Zwischen Minimalismus und Konsum besteht nicht zwingend ein Widerspruch. Menschliche Grundbedürfnisse (sogenannte „Needs“) lassen sich ohne Folgen kaum vollständig reduzieren oder wegrationalisieren. Im Gegenteil. Wer nichts zu sich nimmt, wird irgendwann verdursten, verhungern, erfrieren etc. Dass Konsum in seinen zahlreichen Facetten zudem Spaß machen kann und darf, steht nochmal auf einem ganz anderen Blatt. Auch für Minimalisten.

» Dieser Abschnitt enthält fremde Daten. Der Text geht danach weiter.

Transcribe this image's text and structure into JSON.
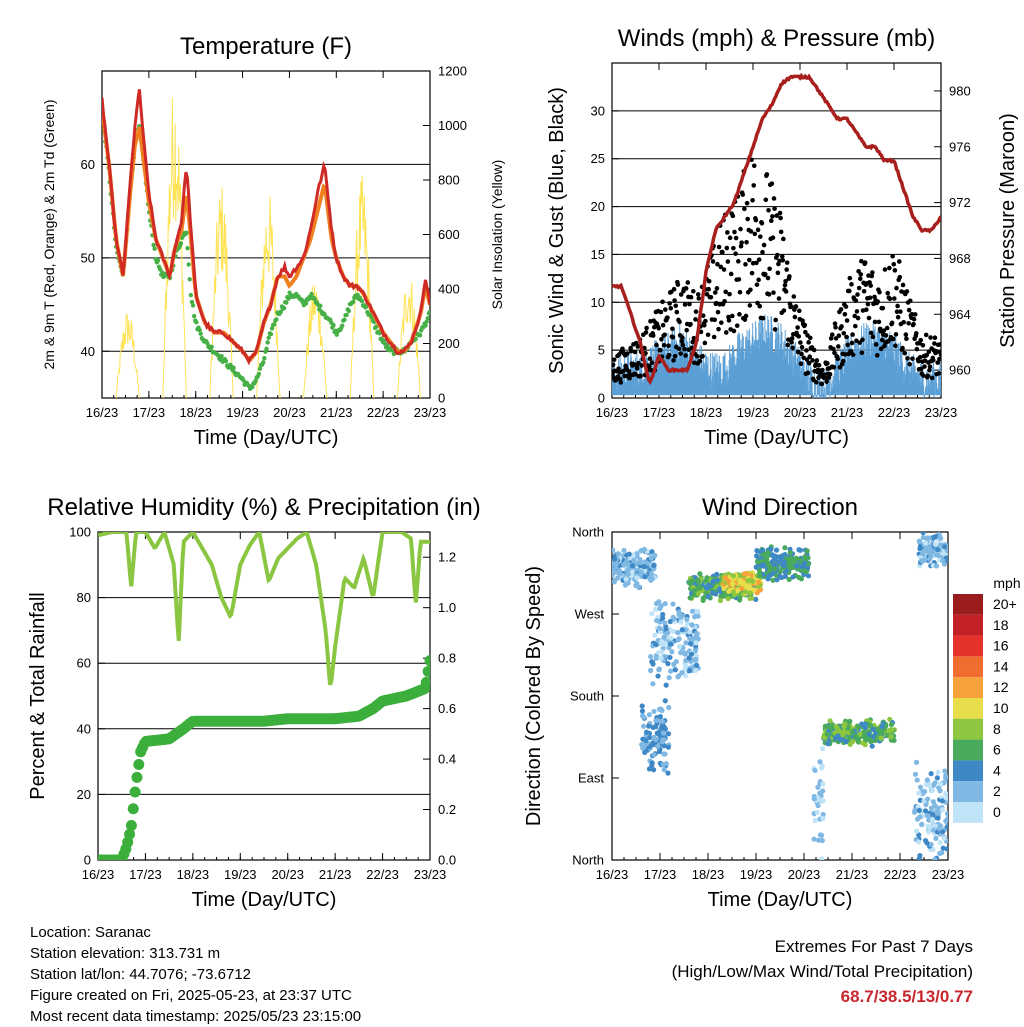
{
  "colors": {
    "temp_2m": "#cf2a26",
    "temp_9m": "#f07f1e",
    "dewpoint": "#46b046",
    "insolation": "#ffe357",
    "wind": "#5b9fd6",
    "gust": "#000000",
    "pressure": "#a8201e",
    "rh": "#8ac642",
    "precip": "#3cae3c",
    "extremes": "#c8282d"
  },
  "day_ticks": [
    "16/23",
    "17/23",
    "18/23",
    "19/23",
    "20/23",
    "21/23",
    "22/23",
    "23/23"
  ],
  "station": {
    "location": "Location: Saranac",
    "elevation": "Station elevation: 313.731 m",
    "latlon": "Station lat/lon: 44.7076; -73.6712",
    "created": "Figure created on Fri, 2025-05-23, at 23:37 UTC",
    "latest": "Most recent data timestamp: 2025/05/23 23:15:00"
  },
  "extremes": {
    "title": "Extremes For Past 7 Days",
    "subtitle": "(High/Low/Max Wind/Total Precipitation)",
    "values": "68.7/38.5/13/0.77"
  },
  "chart_data": [
    {
      "type": "line",
      "title": "Temperature (F)",
      "xlabel": "Time (Day/UTC)",
      "ylabel": "2m & 9m T (Red, Orange) & 2m Td (Green)",
      "ylabel_right": "Solar Insolation (Yellow)",
      "ylim": [
        35,
        70
      ],
      "ylim_right": [
        0,
        1200
      ],
      "yticks": [
        40,
        50,
        60
      ],
      "yticks_right": [
        0,
        200,
        400,
        600,
        800,
        1000,
        1200
      ],
      "grid": "horizontal",
      "x": [
        16.0,
        16.15,
        16.3,
        16.45,
        16.6,
        16.7,
        16.8,
        16.9,
        17.0,
        17.15,
        17.3,
        17.45,
        17.55,
        17.7,
        17.8,
        17.9,
        18.0,
        18.2,
        18.4,
        18.6,
        18.8,
        19.0,
        19.15,
        19.3,
        19.45,
        19.6,
        19.75,
        19.9,
        20.0,
        20.15,
        20.3,
        20.45,
        20.6,
        20.75,
        20.9,
        21.0,
        21.15,
        21.3,
        21.45,
        21.6,
        21.8,
        22.0,
        22.15,
        22.3,
        22.45,
        22.6,
        22.8,
        22.9,
        23.0
      ],
      "series": [
        {
          "values": [
            67,
            60,
            52,
            48,
            58,
            64,
            68,
            62,
            57,
            52,
            50,
            48,
            51,
            54,
            60,
            53,
            46,
            43,
            42,
            42,
            41,
            40,
            39,
            40,
            43,
            45,
            48,
            49,
            48,
            49,
            50,
            53,
            57,
            60,
            53,
            50,
            48,
            47,
            47,
            46,
            44,
            42,
            41,
            40,
            40,
            41,
            44,
            48,
            45
          ]
        },
        {
          "values": [
            66,
            60,
            52,
            48,
            57,
            62,
            64,
            60,
            56,
            52,
            50,
            48,
            51,
            53,
            57,
            52,
            46,
            43,
            42,
            42,
            41,
            40,
            39,
            40,
            43,
            45,
            48,
            48,
            47,
            48,
            50,
            52,
            55,
            58,
            52,
            50,
            48,
            47,
            47,
            46,
            44,
            42,
            41,
            40,
            40,
            41,
            44,
            47,
            45
          ]
        },
        {
          "values": [
            66,
            59,
            51,
            48,
            57,
            62,
            64,
            60,
            55,
            50,
            48,
            48,
            50,
            52,
            53,
            46,
            43,
            41,
            40,
            39,
            38,
            37,
            36,
            37,
            39,
            42,
            44,
            45,
            46,
            46,
            45,
            46,
            45,
            44,
            43,
            42,
            43,
            45,
            46,
            45,
            43,
            41,
            40,
            40,
            40,
            41,
            42,
            43,
            44
          ]
        }
      ]
    },
    {
      "type": "scatter",
      "title": "Winds (mph) & Pressure (mb)",
      "xlabel": "Time (Day/UTC)",
      "ylabel": "Sonic Wind & Gust (Blue, Black)",
      "ylabel_right": "Station Pressure (Maroon)",
      "ylim": [
        0,
        35
      ],
      "ylim_right": [
        958,
        982
      ],
      "yticks": [
        0,
        5,
        10,
        15,
        20,
        25,
        30
      ],
      "yticks_right": [
        960,
        964,
        968,
        972,
        976,
        980
      ],
      "grid": "horizontal",
      "pressure": {
        "x": [
          16.0,
          16.2,
          16.4,
          16.6,
          16.8,
          17.0,
          17.2,
          17.4,
          17.6,
          17.8,
          18.0,
          18.2,
          18.4,
          18.6,
          18.8,
          19.0,
          19.2,
          19.4,
          19.6,
          19.8,
          20.0,
          20.2,
          20.4,
          20.6,
          20.8,
          21.0,
          21.2,
          21.4,
          21.6,
          21.8,
          22.0,
          22.2,
          22.4,
          22.6,
          22.8,
          23.0
        ],
        "values": [
          966,
          966,
          964,
          962,
          959,
          961,
          960,
          960,
          960,
          962,
          967,
          970,
          971,
          972,
          974,
          976,
          978,
          979,
          980.5,
          981,
          981,
          981,
          980,
          979,
          978,
          978,
          977,
          976,
          976,
          975,
          975,
          973,
          971,
          970,
          970,
          971
        ]
      },
      "wind_mean": {
        "x": [
          16.0,
          16.3,
          16.6,
          16.9,
          17.2,
          17.5,
          17.8,
          18.1,
          18.4,
          18.7,
          19.0,
          19.3,
          19.6,
          19.9,
          20.2,
          20.5,
          20.8,
          21.1,
          21.4,
          21.7,
          22.0,
          22.3,
          22.6,
          22.9,
          23.0
        ],
        "values": [
          2,
          3,
          3,
          4,
          5,
          6,
          4,
          3,
          3,
          5,
          6,
          7,
          6,
          4,
          2,
          1,
          3,
          5,
          6,
          6,
          5,
          3,
          2,
          2,
          2
        ]
      },
      "gust": {
        "x": [
          16.0,
          16.3,
          16.6,
          16.9,
          17.2,
          17.5,
          17.8,
          18.1,
          18.4,
          18.7,
          19.0,
          19.3,
          19.6,
          19.9,
          20.2,
          20.5,
          20.8,
          21.1,
          21.4,
          21.7,
          22.0,
          22.3,
          22.6,
          22.9,
          23.0
        ],
        "values": [
          4,
          5,
          6,
          8,
          10,
          12,
          10,
          14,
          18,
          20,
          25,
          22,
          18,
          10,
          6,
          3,
          8,
          12,
          14,
          12,
          15,
          10,
          6,
          6,
          5
        ]
      }
    },
    {
      "type": "line",
      "title": "Relative Humidity (%) & Precipitation (in)",
      "xlabel": "Time (Day/UTC)",
      "ylabel": "Percent & Total Rainfall",
      "ylim": [
        0,
        100
      ],
      "ylim_right": [
        0,
        1.3
      ],
      "yticks": [
        0,
        20,
        40,
        60,
        80,
        100
      ],
      "yticks_right": [
        0.0,
        0.2,
        0.4,
        0.6,
        0.8,
        1.0,
        1.2
      ],
      "grid": "horizontal",
      "rh": {
        "x": [
          16.0,
          16.3,
          16.6,
          16.7,
          16.8,
          17.0,
          17.2,
          17.4,
          17.6,
          17.7,
          17.8,
          18.0,
          18.2,
          18.4,
          18.6,
          18.8,
          19.0,
          19.2,
          19.4,
          19.6,
          19.8,
          20.0,
          20.2,
          20.4,
          20.6,
          20.8,
          20.9,
          21.0,
          21.2,
          21.4,
          21.6,
          21.8,
          22.0,
          22.2,
          22.4,
          22.6,
          22.7,
          22.8,
          23.0
        ],
        "values": [
          99,
          100,
          100,
          83,
          100,
          100,
          95,
          100,
          90,
          66,
          97,
          100,
          95,
          90,
          80,
          74,
          90,
          96,
          100,
          85,
          92,
          95,
          98,
          100,
          90,
          70,
          52,
          65,
          86,
          83,
          92,
          80,
          100,
          100,
          100,
          98,
          78,
          97,
          97
        ]
      },
      "precip": {
        "x": [
          16.0,
          16.5,
          16.6,
          16.7,
          16.8,
          16.9,
          17.0,
          17.5,
          17.8,
          18.0,
          18.5,
          19.0,
          19.5,
          20.0,
          20.5,
          21.0,
          21.5,
          21.8,
          22.0,
          22.5,
          22.9,
          23.0
        ],
        "values": [
          0.0,
          0.0,
          0.05,
          0.13,
          0.3,
          0.43,
          0.47,
          0.48,
          0.52,
          0.55,
          0.55,
          0.55,
          0.55,
          0.56,
          0.56,
          0.56,
          0.57,
          0.6,
          0.63,
          0.65,
          0.68,
          0.79
        ]
      }
    },
    {
      "type": "scatter",
      "title": "Wind Direction",
      "xlabel": "Time (Day/UTC)",
      "ylabel": "Direction (Colored By Speed)",
      "ylim": [
        0,
        360
      ],
      "yticks": [
        "North",
        "East",
        "South",
        "West",
        "North"
      ],
      "grid": "horizontal",
      "legend_title": "mph",
      "legend": [
        {
          "label": "20+",
          "color": "#9b1c1c"
        },
        {
          "label": "18",
          "color": "#c22126"
        },
        {
          "label": "16",
          "color": "#e4312b"
        },
        {
          "label": "14",
          "color": "#f06d2f"
        },
        {
          "label": "12",
          "color": "#f9a13b"
        },
        {
          "label": "10",
          "color": "#e8de4c"
        },
        {
          "label": "8",
          "color": "#8dc63f"
        },
        {
          "label": "6",
          "color": "#4aaa5c"
        },
        {
          "label": "4",
          "color": "#3f88c6"
        },
        {
          "label": "2",
          "color": "#7fb8e3"
        },
        {
          "label": "0",
          "color": "#bfe3f7"
        }
      ],
      "clusters": [
        {
          "x0": 16.0,
          "x1": 16.9,
          "dir": 320,
          "spread": 18,
          "speed": 2
        },
        {
          "x0": 16.8,
          "x1": 17.8,
          "dir": 240,
          "spread": 40,
          "speed": 2
        },
        {
          "x0": 17.6,
          "x1": 19.0,
          "dir": 300,
          "spread": 12,
          "speed": 6
        },
        {
          "x0": 18.3,
          "x1": 19.1,
          "dir": 305,
          "spread": 10,
          "speed": 10
        },
        {
          "x0": 19.0,
          "x1": 20.1,
          "dir": 325,
          "spread": 15,
          "speed": 5
        },
        {
          "x0": 20.2,
          "x1": 20.4,
          "dir": 60,
          "spread": 60,
          "speed": 1
        },
        {
          "x0": 20.4,
          "x1": 21.9,
          "dir": 140,
          "spread": 12,
          "speed": 6
        },
        {
          "x0": 16.6,
          "x1": 17.2,
          "dir": 130,
          "spread": 35,
          "speed": 3
        },
        {
          "x0": 22.3,
          "x1": 23.0,
          "dir": 50,
          "spread": 45,
          "speed": 2
        },
        {
          "x0": 22.4,
          "x1": 23.0,
          "dir": 340,
          "spread": 15,
          "speed": 2
        }
      ]
    }
  ]
}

Wie ein Blick ins Etymologische Wörterbuch zeigt, ist der Begriff „konsumieren“ übrigens schon seit dem 17. Jahrhundert im Gebrauch. Er wurde entlehnt aus dem lateinischen cōnsūmere und beinhaltet zu sich nehmen bzw. nehmen ebenso wie kaufen. Quasi zwei Seiten einer Medaille, die in den meisten Fällen aber unmittelbar zusammenhängen. Viel wichtiger ist jedoch: Konsumieren bzw. Kaufen bedeutet Macht. Warum das so ist? Das erklärt Schauspieler, Autor und Umweltaktivist Hannes Jaenicke.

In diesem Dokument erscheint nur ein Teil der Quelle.